Augmented Sparsifiers for Generalized Hypergraph Cuts with Applications to Decomposable Submodular Function Minimization

TL;DR

This paper introduces a sparsification framework for hypergraph cut problems with submodular splitting functions, enabling faster approximate algorithms by reducing dense graph representations to sparse ones using piecewise linear approximations.

Contribution

It presents a novel hypergraph-to-graph reduction method that approximates hypergraph cuts with significantly fewer edges, improving computational efficiency for submodular function minimization.

Findings

Achieves $(1+\varepsilon)$-approximate sparsification with $O(\varepsilon^{-1}|e| \log |e|)$ edges per hyperedge.

Requires only $O(|e| \varepsilon^{-1/2} \log \log \frac{1}{\varepsilon})$ edges for clique splitting functions.

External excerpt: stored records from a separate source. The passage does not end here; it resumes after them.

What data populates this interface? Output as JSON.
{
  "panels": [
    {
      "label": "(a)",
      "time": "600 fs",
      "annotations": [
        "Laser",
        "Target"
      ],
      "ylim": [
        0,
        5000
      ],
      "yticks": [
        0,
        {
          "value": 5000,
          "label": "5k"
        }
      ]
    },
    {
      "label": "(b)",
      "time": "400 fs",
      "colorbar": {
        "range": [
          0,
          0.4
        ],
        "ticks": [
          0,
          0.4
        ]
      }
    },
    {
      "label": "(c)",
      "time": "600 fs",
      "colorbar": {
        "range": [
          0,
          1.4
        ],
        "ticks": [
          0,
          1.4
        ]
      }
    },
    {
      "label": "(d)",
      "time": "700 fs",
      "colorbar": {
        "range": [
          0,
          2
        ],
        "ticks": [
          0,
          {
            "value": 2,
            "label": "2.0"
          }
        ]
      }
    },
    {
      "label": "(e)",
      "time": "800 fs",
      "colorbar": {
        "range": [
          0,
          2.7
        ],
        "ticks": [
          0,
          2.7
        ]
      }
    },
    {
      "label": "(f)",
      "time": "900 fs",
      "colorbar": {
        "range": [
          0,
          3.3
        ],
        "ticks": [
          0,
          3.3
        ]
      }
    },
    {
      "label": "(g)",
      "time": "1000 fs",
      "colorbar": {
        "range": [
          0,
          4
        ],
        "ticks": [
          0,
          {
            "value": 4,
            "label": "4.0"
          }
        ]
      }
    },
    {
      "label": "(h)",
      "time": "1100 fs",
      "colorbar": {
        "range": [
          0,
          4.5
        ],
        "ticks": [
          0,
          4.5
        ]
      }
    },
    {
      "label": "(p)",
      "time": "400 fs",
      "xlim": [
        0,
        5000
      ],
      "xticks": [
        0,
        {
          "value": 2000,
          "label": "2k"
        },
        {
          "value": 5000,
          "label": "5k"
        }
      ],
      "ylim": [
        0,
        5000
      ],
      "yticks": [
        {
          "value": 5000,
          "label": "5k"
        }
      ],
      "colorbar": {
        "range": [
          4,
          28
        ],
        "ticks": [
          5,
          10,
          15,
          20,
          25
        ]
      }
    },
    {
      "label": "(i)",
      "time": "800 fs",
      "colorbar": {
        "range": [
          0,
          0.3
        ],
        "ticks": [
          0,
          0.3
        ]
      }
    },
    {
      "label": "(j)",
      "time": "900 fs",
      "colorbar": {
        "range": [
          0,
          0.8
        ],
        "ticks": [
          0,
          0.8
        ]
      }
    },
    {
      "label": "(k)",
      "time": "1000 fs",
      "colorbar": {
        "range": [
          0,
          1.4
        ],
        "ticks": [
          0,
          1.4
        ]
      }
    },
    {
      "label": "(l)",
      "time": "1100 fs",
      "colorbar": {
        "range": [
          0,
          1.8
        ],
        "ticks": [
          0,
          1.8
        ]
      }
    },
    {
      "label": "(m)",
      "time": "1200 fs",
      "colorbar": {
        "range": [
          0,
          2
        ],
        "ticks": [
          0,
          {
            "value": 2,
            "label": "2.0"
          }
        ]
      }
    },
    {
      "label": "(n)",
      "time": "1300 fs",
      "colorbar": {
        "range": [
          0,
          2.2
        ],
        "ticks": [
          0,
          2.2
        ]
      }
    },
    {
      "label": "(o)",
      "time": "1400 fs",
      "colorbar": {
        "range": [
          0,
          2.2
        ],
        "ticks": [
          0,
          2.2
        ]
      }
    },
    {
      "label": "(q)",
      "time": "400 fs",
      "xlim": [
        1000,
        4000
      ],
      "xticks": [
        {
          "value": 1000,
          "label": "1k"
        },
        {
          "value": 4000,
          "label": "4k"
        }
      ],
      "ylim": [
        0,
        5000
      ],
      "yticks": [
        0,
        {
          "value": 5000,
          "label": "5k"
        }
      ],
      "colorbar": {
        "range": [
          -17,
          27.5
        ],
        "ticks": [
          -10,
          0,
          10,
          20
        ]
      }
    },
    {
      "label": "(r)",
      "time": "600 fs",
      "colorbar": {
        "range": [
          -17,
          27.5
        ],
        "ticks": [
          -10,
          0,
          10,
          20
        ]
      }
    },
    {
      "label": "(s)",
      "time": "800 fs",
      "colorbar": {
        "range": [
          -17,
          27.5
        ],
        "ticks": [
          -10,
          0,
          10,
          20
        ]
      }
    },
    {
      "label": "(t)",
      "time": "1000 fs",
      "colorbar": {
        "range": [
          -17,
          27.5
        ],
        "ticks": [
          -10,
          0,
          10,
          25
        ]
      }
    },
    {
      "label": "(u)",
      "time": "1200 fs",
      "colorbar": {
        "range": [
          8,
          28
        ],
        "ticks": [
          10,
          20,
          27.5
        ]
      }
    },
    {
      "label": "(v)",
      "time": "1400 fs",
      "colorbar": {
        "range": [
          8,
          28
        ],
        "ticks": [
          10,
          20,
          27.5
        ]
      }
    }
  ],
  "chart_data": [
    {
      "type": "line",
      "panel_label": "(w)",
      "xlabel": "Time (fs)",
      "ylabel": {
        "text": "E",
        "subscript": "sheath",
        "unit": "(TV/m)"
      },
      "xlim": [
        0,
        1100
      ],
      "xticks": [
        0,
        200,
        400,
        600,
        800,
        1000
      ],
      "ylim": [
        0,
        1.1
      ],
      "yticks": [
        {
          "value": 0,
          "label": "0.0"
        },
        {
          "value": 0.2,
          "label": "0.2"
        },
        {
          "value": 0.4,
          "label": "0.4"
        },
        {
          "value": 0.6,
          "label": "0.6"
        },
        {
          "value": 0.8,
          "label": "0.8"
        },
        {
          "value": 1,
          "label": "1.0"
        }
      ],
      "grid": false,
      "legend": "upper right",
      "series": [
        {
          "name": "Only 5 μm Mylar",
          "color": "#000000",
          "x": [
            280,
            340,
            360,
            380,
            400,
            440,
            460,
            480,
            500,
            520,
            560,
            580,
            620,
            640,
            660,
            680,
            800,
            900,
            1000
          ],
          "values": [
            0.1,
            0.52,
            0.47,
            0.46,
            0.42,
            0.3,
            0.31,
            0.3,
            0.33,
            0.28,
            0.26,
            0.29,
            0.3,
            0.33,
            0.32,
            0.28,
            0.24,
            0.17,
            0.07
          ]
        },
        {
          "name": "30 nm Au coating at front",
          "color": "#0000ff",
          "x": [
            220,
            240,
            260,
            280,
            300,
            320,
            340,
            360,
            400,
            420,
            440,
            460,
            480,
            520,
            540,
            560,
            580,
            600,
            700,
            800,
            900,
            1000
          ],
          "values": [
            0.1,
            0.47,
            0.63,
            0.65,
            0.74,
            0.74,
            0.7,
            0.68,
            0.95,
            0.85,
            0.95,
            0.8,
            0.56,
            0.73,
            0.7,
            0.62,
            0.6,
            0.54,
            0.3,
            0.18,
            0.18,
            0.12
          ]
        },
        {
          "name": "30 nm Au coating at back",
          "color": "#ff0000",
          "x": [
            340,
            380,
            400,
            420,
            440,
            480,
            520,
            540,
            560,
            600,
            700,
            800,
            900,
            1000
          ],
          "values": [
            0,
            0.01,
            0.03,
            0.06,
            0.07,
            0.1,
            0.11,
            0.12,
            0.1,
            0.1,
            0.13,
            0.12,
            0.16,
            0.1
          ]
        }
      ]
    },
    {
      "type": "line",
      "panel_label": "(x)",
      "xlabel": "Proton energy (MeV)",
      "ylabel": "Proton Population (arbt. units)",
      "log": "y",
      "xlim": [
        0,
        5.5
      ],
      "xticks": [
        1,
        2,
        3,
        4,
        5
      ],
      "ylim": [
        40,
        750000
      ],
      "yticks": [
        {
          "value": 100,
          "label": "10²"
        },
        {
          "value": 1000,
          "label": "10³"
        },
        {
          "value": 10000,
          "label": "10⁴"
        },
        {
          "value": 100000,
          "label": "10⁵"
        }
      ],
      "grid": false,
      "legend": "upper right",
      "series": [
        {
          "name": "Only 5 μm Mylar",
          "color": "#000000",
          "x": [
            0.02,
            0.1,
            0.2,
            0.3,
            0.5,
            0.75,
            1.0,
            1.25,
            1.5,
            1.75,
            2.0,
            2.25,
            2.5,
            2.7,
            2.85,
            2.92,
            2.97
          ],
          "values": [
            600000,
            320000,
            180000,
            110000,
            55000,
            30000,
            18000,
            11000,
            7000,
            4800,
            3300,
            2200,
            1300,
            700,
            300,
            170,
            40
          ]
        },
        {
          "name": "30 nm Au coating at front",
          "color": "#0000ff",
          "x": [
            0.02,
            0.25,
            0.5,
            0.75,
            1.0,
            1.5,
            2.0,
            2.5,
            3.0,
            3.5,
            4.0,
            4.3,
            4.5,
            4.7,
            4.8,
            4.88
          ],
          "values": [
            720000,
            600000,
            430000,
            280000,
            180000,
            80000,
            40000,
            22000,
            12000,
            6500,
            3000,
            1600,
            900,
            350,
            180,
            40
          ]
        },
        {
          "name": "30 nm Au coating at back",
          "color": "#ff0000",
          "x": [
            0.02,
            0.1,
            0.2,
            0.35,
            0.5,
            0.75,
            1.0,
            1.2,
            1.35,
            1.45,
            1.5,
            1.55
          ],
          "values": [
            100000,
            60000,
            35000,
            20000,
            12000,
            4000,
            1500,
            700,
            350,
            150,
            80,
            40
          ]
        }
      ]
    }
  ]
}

Enables faster approximate min $s$-$t$ cut algorithms for certain co-occurrence graphs.

Abstract

In recent years, hypergraph generalizations of many graph cut problems have been introduced and analyzed as a way to better explore and understand complex systems and datasets characterized by multiway relationships. Recent work has made use of a generalized hypergraph cut function which for a hypergraph $\mathcal{H} = (V,E)$ can be defined by associating each hyperedge $e \in E$ with a splitting function ${\bf w}_e$, which assigns a penalty to each way of separating the nodes of $e$. When each ${\bf w}_e$ is a submodular cardinality-based splitting function, meaning that ${\bf w}_e(S) = g(|S|)$ for some concave function $g$, previous work has shown that a generalized hypergraph cut problem can be reduced to a directed graph cut problem on an augmented node set. However, existing reduction procedures often result in a dense graph, even when the hypergraph is sparse, which leads to slow runtimes for algorithms that run on the reduced graph. We introduce a new framework of sparsifying hypergraph-to-graph reductions, where a hypergraph cut defined by submodular cardinality-based splitting functions is $(1+\varepsilon)$-approximated by a cut on a directed graph. Our techniques are based on approximating concave functions using piecewise linear curves. For $\varepsilon > 0$ we need at most $O(\varepsilon^{-1}|e| \log |e|)$ edges to reduce any hyperedge $e$, which leads to faster runtimes for approximating generalized hypergraph $s$-$t$ cut problems. For the machine learning heuristic of a clique splitting function, our approach requires only $O(|e| \varepsilon^{-1/2} \log \log \frac{1}{\varepsilon})$ edges. This sparsification leads to faster approximate min $s$-$t$ graph cut algorithms for certain classes of co-occurrence graphs. Finally, we apply our sparsification techniques to develop approximation algorithms for minimizing sums of cardinality-based submodular functions.